France reports 70 new coronavirus cases in schools allowed to reopen
Approximately 70 cases of coronavirus have been reported in French schools a week after they reopened.
Students in some lower grades returned to in-person classes last week, while 150,000 junior high students returned Monday in “green” regions with lower rates of infection, although Paris is not included.
Education Minister Jean-Michel Blanquer told French media that schools where students have become infected are immediately being closed again, with local media reporting that seven schools in the north have been shuttered, according to NBC News.
Blanquer did not make clear whether the 70 cases involved students, teachers or a combination of the two, but he noted that the virus’s several-day incubation period suggested people were infected before last week, when about 40,000 preschools and primary schools reopened with maximum class sizes of 15.
About 30 percent of children have returned to school over the past week, he added, although the government has allowed parents to keep their children home.

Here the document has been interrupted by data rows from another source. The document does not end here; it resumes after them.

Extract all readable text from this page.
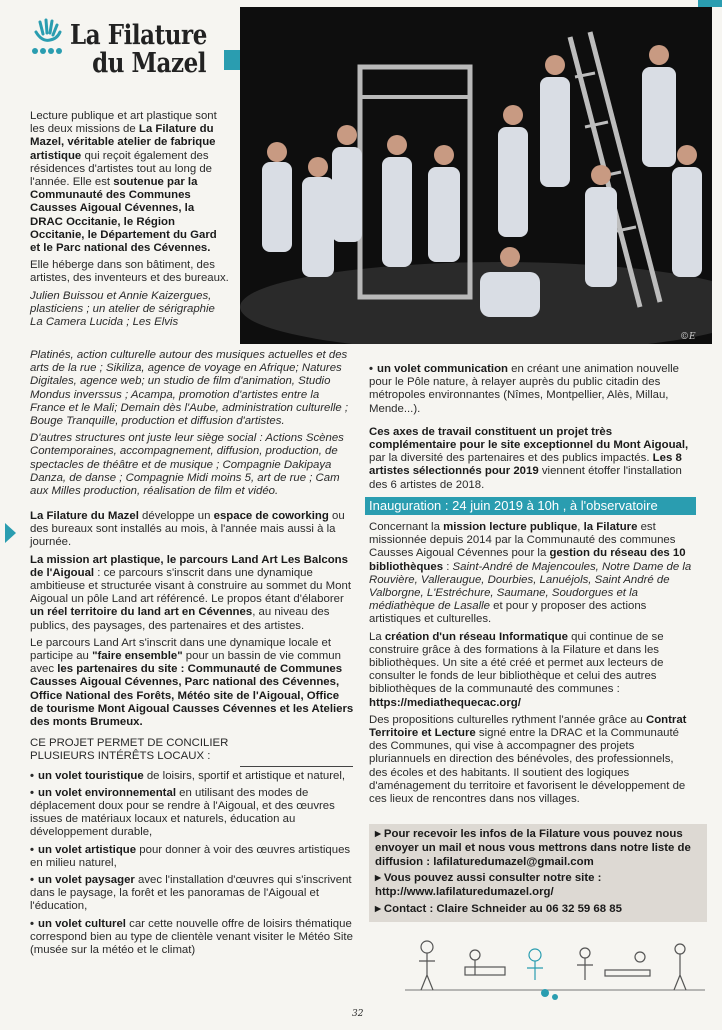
La Filature
du Mazel
©E

Lecture publique et art plastique sont les deux missions de La Filature du Mazel, véritable atelier de fabrique artistique qui reçoit également des résidences d'artistes tout au long de l'année. Elle est soutenue par la Communauté des Communes Causses Aigoual Cévennes, la DRAC Occitanie, le Région Occitanie, le Département du Gard et le Parc national des Cévennes.

Elle héberge dans son bâtiment, des artistes, des inventeurs et des bureaux.

Julien Buissou et Annie Kaizergues, plasticiens ; un atelier de sérigraphie La Camera Lucida ; Les Elvis

Platinés, action culturelle autour des musiques actuelles et des arts de la rue ; Sikiliza, agence de voyage en Afrique; Natures Digitales, agence web; un studio de film d'animation, Studio Mondus inverssus ; Acampa, promotion d'artistes entre la France et le Mali; Demain dès l'Aube, administration culturelle ; Bouge Tranquille, production et diffusion d'artistes.

D'autres structures ont juste leur siège social : Actions Scènes Contemporaines, accompagnement, diffusion, production, de spectacles de théâtre et de musique ; Compagnie Dakipaya Danza, de danse ; Compagnie Midi moins 5, art de rue ; Cam aux Milles production, réalisation de film et vidéo.

La Filature du Mazel développe un espace de coworking ou des bureaux sont installés au mois, à l'année mais aussi à la journée.

La mission art plastique, le parcours Land Art Les Balcons de l'Aigoual : ce parcours s'inscrit dans une dynamique ambitieuse et structurée visant à construire au sommet du Mont Aigoual un pôle Land art référencé. Le propos étant d'élaborer un réel territoire du land art en Cévennes, au niveau des publics, des paysages, des partenaires et des artistes.

Le parcours Land Art s'inscrit dans une dynamique locale et participe au "faire ensemble" pour un bassin de vie commun avec les partenaires du site : Communauté de Communes Causses Aigoual Cévennes, Parc national des Cévennes, Office National des Forêts, Météo site de l'Aigoual, Office de tourisme Mont Aigoual Causses Cévennes et les Ateliers des monts Brumeux.

CE PROJET PERMET DE CONCILIER PLUSIEURS INTÉRÊTS LOCAUX :

• un volet touristique de loisirs, sportif et artistique et naturel,

• un volet environnemental en utilisant des modes de déplacement doux pour se rendre à l'Aigoual, et des œuvres issues de matériaux locaux et naturels, éducation au développement durable,

• un volet artistique pour donner à voir des œuvres artistiques en milieu naturel,

• un volet paysager avec l'installation d'œuvres qui s'inscrivent dans le paysage, la forêt et les panoramas de l'Aigoual et l'éducation,

• un volet culturel car cette nouvelle offre de loisirs thématique correspond bien au type de clientèle venant visiter le Météo Site (musée sur la météo et le climat)

• un volet communication en créant une animation nouvelle pour le Pôle nature, à relayer auprès du public citadin des métropoles environnantes (Nîmes, Montpellier, Alès, Millau, Mende...).

Ces axes de travail constituent un projet très complémentaire pour le site exceptionnel du Mont Aigoual, par la diversité des partenaires et des publics impactés. Les 8 artistes sélectionnés pour 2019 viennent étoffer l'installation des 6 artistes de 2018.

Inauguration : 24 juin 2019 à 10h , à l'observatoire

Concernant la mission lecture publique, la Filature est missionnée depuis 2014 par la Communauté des communes Causses Aigoual Cévennes pour la gestion du réseau des 10 bibliothèques : Saint-André de Majencoules, Notre Dame de la Rouvière, Valleraugue, Dourbies, Lanuéjols, Saint André de Valborgne, L'Estréchure, Saumane, Soudorgues et la médiathèque de Lasalle et pour y proposer des actions artistiques et culturelles.

La création d'un réseau Informatique qui continue de se construire grâce à des formations à la Filature et dans les bibliothèques. Un site a été créé et permet aux lecteurs de consulter le fonds de leur bibliothèque et celui des autres bibliothèques de la communauté des communes :
https://mediathequecac.org/

Des propositions culturelles rythment l'année grâce au Contrat Territoire et Lecture signé entre la DRAC et la Communauté des Communes, qui vise à accompagner des projets pluriannuels en direction des bénévoles, des professionnels, des écoles et des habitants. Il soutient des logiques d'aménagement du territoire et favorisent le développement de ces lieux de rencontres dans nos villages.

▸ Pour recevoir les infos de la Filature vous pouvez nous envoyer un mail et nous vous mettrons dans notre liste de diffusion : lafilaturedumazel@gmail.com

▸ Vous pouvez aussi consulter notre site : http://www.lafilaturedumazel.org/

▸ Contact : Claire Schneider au 06 32 59 68 85

32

Despite uncertainty over children’s capacity to spread the virus asymptomatically, the nation last week recorded the first child fatality due to Kawasaki disease, an inflammatory illness that has raised concerns about a possible link to the virus in children in the U.S. as well.
The fatality, a 9-year-old Marseille boy, was one of 125 children in France confirmed to have the syndrome thus far.
At least 142,411 people have contracted the virus in France and about 28,108 have died.
In Germany, which is also in the process of phased reopening, no major outbreaks have been reported, although one school in Berlin was ordered temporarily closed last weekend over a report that a teacher with the virus had contact with other teachers, two elementary classes and an after-school program, according to NBC.
Another German teacher in the same region has tested positive and ordered into quarantine, but their school has remained open as the teacher had contact with only a handful of children, according to local media.